A sterile product in just a few steps
One of the scientists involved in this project is Doctor Axel Wibbertmann from the Fraunhofer Institute for Toxicology and Experimental Medicine. He and his team are doing research on a device that sterilizes an instrument or a device in a one step system, to where it can be removed from the device completely packaged and is immediately storable. So this is about the development of a device as well as corresponding packaging and constant safety control. But couldn’t that also be achieved with already existing methods? Wibbertmann doesn’t think so: “There are many systems out on the market, but the problem is that the previous methods, for instance for new products such as cell therapeutics, for all intents and purposes kill the systems. That is to say, if you treat cell therapeutics with heat or hard gamma-rays, the cell lines will die off. That’s why we plan a low-energy ray-based system.

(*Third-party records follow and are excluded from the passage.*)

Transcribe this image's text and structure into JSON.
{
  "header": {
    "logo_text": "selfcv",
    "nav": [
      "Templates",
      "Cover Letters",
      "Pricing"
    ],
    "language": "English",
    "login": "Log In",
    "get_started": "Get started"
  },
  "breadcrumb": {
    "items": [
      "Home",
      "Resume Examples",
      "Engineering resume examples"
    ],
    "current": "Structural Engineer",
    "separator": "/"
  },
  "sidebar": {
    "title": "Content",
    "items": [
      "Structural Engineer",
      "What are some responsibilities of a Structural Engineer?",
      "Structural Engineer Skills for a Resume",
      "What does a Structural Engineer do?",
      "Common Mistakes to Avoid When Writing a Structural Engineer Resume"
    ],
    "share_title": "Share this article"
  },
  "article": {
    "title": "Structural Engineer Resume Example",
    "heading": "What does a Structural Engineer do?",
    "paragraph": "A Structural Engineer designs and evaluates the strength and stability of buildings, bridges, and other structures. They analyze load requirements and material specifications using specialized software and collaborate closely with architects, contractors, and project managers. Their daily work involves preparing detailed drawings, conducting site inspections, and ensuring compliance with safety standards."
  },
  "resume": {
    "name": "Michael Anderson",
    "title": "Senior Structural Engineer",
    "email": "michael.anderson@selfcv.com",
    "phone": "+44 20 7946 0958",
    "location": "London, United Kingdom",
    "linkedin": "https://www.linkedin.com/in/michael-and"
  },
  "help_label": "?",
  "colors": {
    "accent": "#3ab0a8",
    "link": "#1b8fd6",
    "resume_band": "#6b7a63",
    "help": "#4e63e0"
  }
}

This means, electrons are being accelerated and also have a great effect, but the radiation as such is not strong and a lot that so far was not able to be treated with radiation can then be treated with it.“ But where does the new packaging come into play? “The main principle will be that if at the hospital you would like to sterilize surgical instruments for instance, you place them in our newly developed packaging. Closed up, it then is placed into the sterilization apparatus where the surgical instruments are being irradiated through the packaging for about five to ten seconds. After the irradiation you can then remove the readily packaged and now sterile product. The advantage is that you no longer have to touch and repackage the surgical instruments after sterilization, but can already directly store them instead.“
In doing so, one step of the previous sterilization process would thus be eliminated – the removal and packaging of sterilized equipment. A transfer of microorganisms to the product by “human hand” would thus be prevented. What’s more, the packaging is meant to also receive a diamond, which together with a reading device can provide information on whether a product is still sterile in the packaging or not. Needless to say, for all the technology and application one weighty argument will tip the scales on whether in the end the device and packaging will be adopted: cost and complexity. Since sterilization is meant to be possible to do on-site, meaning at the hospitals, medical practices or nursing homes, staff needs to be appropriately educated. This way though, each day multiple sterilization processes can be performed which is beneficial for the users. But for now the project is still at its beginning stage. Wibbertmann: “In May 2011 the SteriHealth project was launched, its running time is three years. The first experiments with regard to irradiation are already running and right now we are choosing the packaging. The germ selection for the test is also in progress. Which germs for instance are relevant in a clinic? Those we need to test. We anticipate having first results by the end of this year. Initially the plan is to develop a demo unit for objects sized up to 20 centimeters. Of course you can later adapt it to the wishes of the end-consumer. So if and how this new system is going to develop and what advantages it will actually have compared to traditional methods can only be seen in a few months. The fact of the matter is that the market for medical devices is highly competitive and time and time again interesting ideas and new developments can be seen. Which of them remain is also decided by the end-consumer. Yet it would be very desirable if with all of the technical development, human beings who use this technology are not lost sight of – the health personnel in hospitals and medical practices. The best technology isn’t worth much if the staff is so overworked, to where dangerous mistakes continue to slip in.